Scientific classification
- Kingdom: Animalia
- Phylum: Chordata
- Class: Amphibia
- Order: Anura
- Family: Craugastoridae
- Genus: Craugastor
- Subgenus: Craugastor
- Species: C. pozo
- Binomial name: Craugastor pozo (Johnson and Savage, 1995)
- Synonyms: Eleutherodactylus pozo Johnson and Savage, 1995

= Craugastor pozo =

- Genus: Craugastor
- Species: pozo
- Authority: (Johnson and Savage, 1995)
- Conservation status: CR
- Synonyms: Eleutherodactylus pozo Johnson and Savage, 1995

Species of frog

Craugastor pozo is a species of frog in the family Craugastoridae. It is endemic to Mexico and known from the western foothills and highlands of Chiapas. The specific name pozo refers to the local name of the area near its type locality, El Pozo (sometimes also known as Pozo Turipache and Pozo La Pera). Common name Pozo Turipache rainfrog has been coined for it.

==Description==
Males measure 37–48 mm and females 46–81 mm in snout–vent length. The canthus rostralis is sharp and tympanum is distinct. The dorsum is brown, typically with a few black streaks or spots associated with the poorly developed parietal and suprascapular ridges. The prefrontal area is pale brown, separated from the back of the head by an interorbital bar. There are usually conspicuous dark lip and limb bars. The supratympanic ridge has black lower edge. The flanks are cream with bold dark brown mottling or marbling. Large adult males have vocal slits.

Before being recognized as representing a separate species, Craugastor pozo were identified as Craugastor brocchi.
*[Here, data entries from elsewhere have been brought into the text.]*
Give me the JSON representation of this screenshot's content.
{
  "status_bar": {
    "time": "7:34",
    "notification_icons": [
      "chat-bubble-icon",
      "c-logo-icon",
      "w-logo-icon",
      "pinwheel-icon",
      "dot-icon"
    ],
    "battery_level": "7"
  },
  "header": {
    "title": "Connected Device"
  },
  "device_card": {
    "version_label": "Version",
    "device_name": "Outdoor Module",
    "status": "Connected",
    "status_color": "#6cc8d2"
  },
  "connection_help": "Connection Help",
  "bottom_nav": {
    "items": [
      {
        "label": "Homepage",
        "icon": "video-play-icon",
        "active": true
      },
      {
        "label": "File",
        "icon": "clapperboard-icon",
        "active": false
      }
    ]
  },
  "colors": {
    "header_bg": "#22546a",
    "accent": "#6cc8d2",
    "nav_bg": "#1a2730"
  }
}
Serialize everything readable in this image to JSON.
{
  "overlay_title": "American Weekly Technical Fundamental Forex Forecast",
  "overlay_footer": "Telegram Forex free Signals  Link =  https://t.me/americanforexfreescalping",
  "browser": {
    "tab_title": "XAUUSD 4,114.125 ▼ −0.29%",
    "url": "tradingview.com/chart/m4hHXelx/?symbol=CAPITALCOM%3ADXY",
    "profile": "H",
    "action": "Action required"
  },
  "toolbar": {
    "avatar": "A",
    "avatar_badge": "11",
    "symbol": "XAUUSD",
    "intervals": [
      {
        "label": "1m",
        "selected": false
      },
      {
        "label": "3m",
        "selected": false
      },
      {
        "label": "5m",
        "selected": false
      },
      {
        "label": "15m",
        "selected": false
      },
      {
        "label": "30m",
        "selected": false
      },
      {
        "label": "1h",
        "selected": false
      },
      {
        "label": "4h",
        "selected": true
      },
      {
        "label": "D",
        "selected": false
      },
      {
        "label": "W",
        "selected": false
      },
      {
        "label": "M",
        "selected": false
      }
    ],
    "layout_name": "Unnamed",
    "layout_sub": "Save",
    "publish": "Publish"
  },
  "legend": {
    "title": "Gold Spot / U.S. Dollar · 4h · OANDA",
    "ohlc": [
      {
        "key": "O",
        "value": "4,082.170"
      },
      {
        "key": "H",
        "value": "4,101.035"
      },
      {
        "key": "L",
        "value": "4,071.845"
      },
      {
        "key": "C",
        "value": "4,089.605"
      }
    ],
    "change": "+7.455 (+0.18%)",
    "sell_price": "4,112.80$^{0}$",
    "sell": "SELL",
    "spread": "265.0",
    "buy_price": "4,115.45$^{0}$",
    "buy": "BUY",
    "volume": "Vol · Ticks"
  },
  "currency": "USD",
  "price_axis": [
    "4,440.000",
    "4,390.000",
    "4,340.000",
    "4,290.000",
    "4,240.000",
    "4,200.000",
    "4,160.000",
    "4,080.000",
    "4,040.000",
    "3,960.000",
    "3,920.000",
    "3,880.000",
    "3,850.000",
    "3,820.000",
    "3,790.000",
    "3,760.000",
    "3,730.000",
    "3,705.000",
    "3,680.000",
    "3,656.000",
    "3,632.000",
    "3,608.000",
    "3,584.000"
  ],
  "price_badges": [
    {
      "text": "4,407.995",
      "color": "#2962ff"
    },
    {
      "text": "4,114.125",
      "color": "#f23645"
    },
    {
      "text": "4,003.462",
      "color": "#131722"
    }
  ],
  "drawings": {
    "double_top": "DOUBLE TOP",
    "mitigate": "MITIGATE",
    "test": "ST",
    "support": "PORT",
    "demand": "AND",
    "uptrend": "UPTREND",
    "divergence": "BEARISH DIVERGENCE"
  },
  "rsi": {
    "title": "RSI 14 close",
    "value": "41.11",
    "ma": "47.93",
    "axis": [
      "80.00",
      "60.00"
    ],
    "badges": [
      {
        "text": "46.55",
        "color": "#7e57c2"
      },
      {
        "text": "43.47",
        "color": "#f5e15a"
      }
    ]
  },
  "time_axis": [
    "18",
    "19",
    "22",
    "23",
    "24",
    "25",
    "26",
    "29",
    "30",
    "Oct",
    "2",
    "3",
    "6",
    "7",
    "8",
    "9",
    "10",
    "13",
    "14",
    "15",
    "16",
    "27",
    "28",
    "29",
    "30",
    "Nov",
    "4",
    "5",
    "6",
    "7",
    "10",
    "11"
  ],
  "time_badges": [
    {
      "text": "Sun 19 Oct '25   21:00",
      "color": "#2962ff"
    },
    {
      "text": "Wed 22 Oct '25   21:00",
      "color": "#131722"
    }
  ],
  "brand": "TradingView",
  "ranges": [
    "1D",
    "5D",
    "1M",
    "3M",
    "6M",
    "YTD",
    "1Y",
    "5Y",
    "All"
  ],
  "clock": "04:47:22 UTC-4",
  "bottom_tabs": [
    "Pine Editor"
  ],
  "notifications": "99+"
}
==Habitat and conservation==
The species' natural habitats are wet forest areas at elevations of 700–1200 m above sea level. They occur on the forest floor under leaf-litter among limestone boulders and limestone caves. They hide by day and are active on the forest floor and in low vegetation by night. This rare species is threatened by habitat loss. It is not known to occur in any protected area.